Hakikat Tabarruk Para Sahabat radhiallahu ‘anhum dengan Jasad Nabi shallallahu ‘alaihi wa sallam
Para sahabat meyakini sepenuhnya bahwa barakah hanya dari Allah subhanahu wa ta’ala, bukan dari Rasulullah shallallahu ‘alaihi wa sallam. Keyakinan ini sangat menancap pada diri mereka radhiallahu ‘anhum, sebagai generasi yang paling sempurna akidahnya dan generasi terbaik dari umat ini.
Tidak henti-hentinya Rasulullah shallallahu ‘alaihi wa sallam mengingatkan akidah yang pasti ini. Di hari Hudaibiyah saat air keluar deras dari jari-jemari Rasulullah, beliau bersabda,
“Barakah dari Allah.”
Berdasarkan hal ini, Anda harus mengerti bahwa tindakan para sahabat meminum sisa air Rasul, mengusapkan ludah Rasul pada wajah dan tubuh mereka, bukan karena keyakinan mereka bahwa Rasulullah shallallahu ‘alaihi wa sallam mampu memberi manfaat atau menolak mudarat. Tidak, demi Allah! Mereka semata-mata melakukan apa yang diizinkan oleh Allah subhanahu wa ta’ala dan Rasul-Nya, tanpa ada ketergantungan pada selain Allah subhanahu wa ta’ala.

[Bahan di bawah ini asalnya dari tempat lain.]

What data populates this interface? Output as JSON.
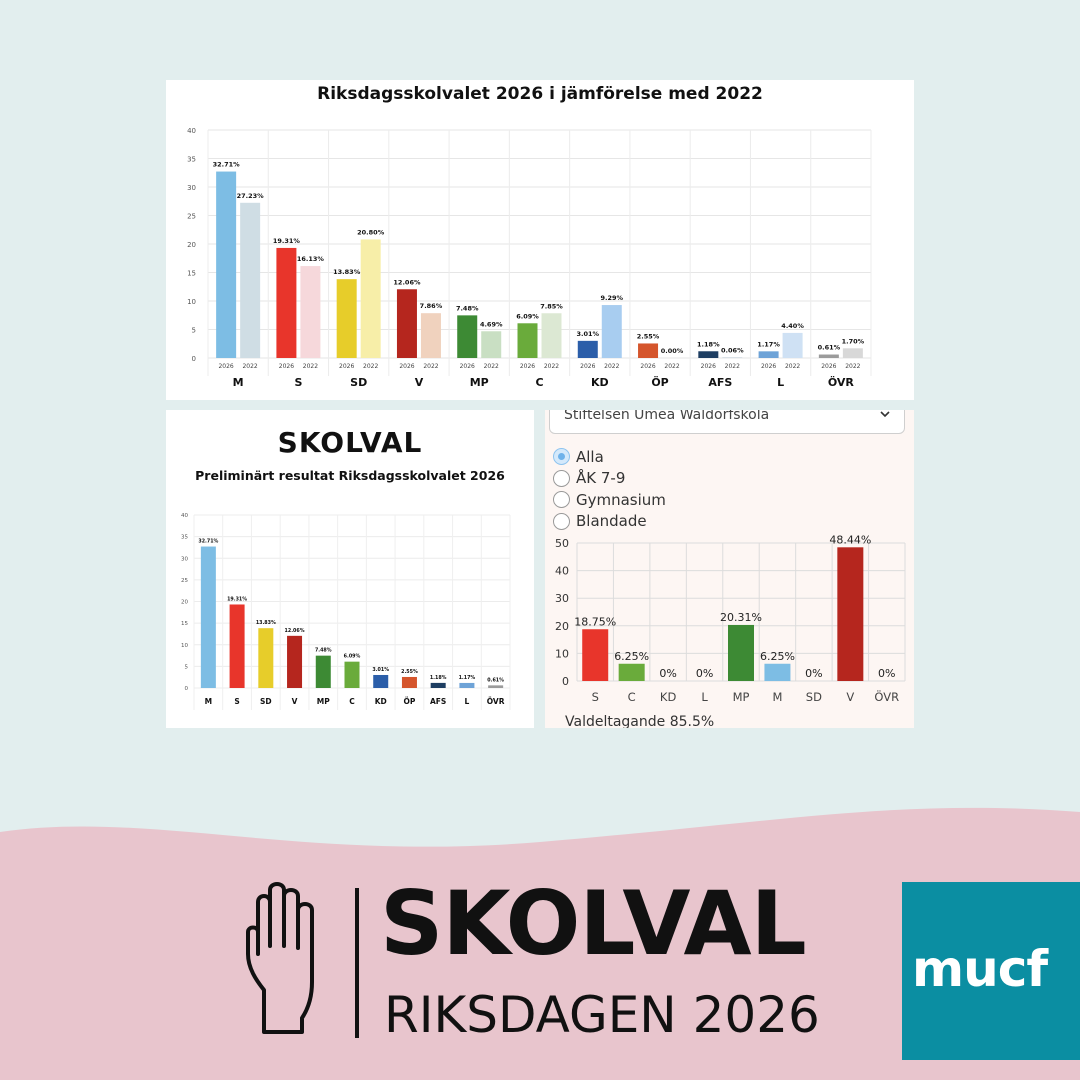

Disebutkan oleh riwayat-riwayat yang sahih bahwa para sahabat bertabarruk dengan meminum sisa air minum Rasulullah shallallahu ‘alaihi wa sallam, atau mengambil sisa air wudhu beliau, ludah, dan keringat beliau. Mereka juga bertabarruk dengan memakai apa yang pernah dipakai oleh Rasulullah shallallahu ‘alaihi wa sallam, seperti cincin beliau.
Semua yang mereka tempuh adalah sebab yang diizinkan oleh Allah subhanahu wa ta’ala dan Rasul-Nya. Perhatikan kisah berikut.
Anas berkata, “Suatu saat, Nabi shallallahu ‘alaihi wa sallam masuk ke tempat kami, lalu beliau tidur siang. Beliau berkeringat ketika itu. Kemudian ibuku mengambil botol dan mengumpulkan keringat itu di dalamnya. Nabi shallallahu ‘alaihi wa sallam terbangun dan bertanya, ‘Wahai Ummu Sulaim, apa yang sedang engkau lakukan ini?’ Dijawab, ‘Ini adalah keringatmu yang akan kami campur dalam parfum kami, dan itu adalah parfum terbaik’.”
Dalam sebagian riwayat, Rasulullah bertanya, “Apa yang sedang engkau perbuat?”
Ummu Sulaim menjawab,
“Kami mengharap mendapatkan barakah keringat ini untuk anak-anak kami.”
Rasul pun berkata, “Engkau benar.”
Dalam sebuah riwayat, Abu Musa radhiallahu ‘anhu berkata, “Rasulullah meminta didatangkan bejana berisi air. Beliau mencuci dua tangan dan wajahnya dalam bejana itu, lalu berkumur dan menyemburkan air ke dalamnya. Lalu beliau bersabda kepada keduanya, ‘Minumlah air dalam bejana ini, tuangkan pada wajah kalian berdua, dan siramkan pada tubuh kalian’.”[1]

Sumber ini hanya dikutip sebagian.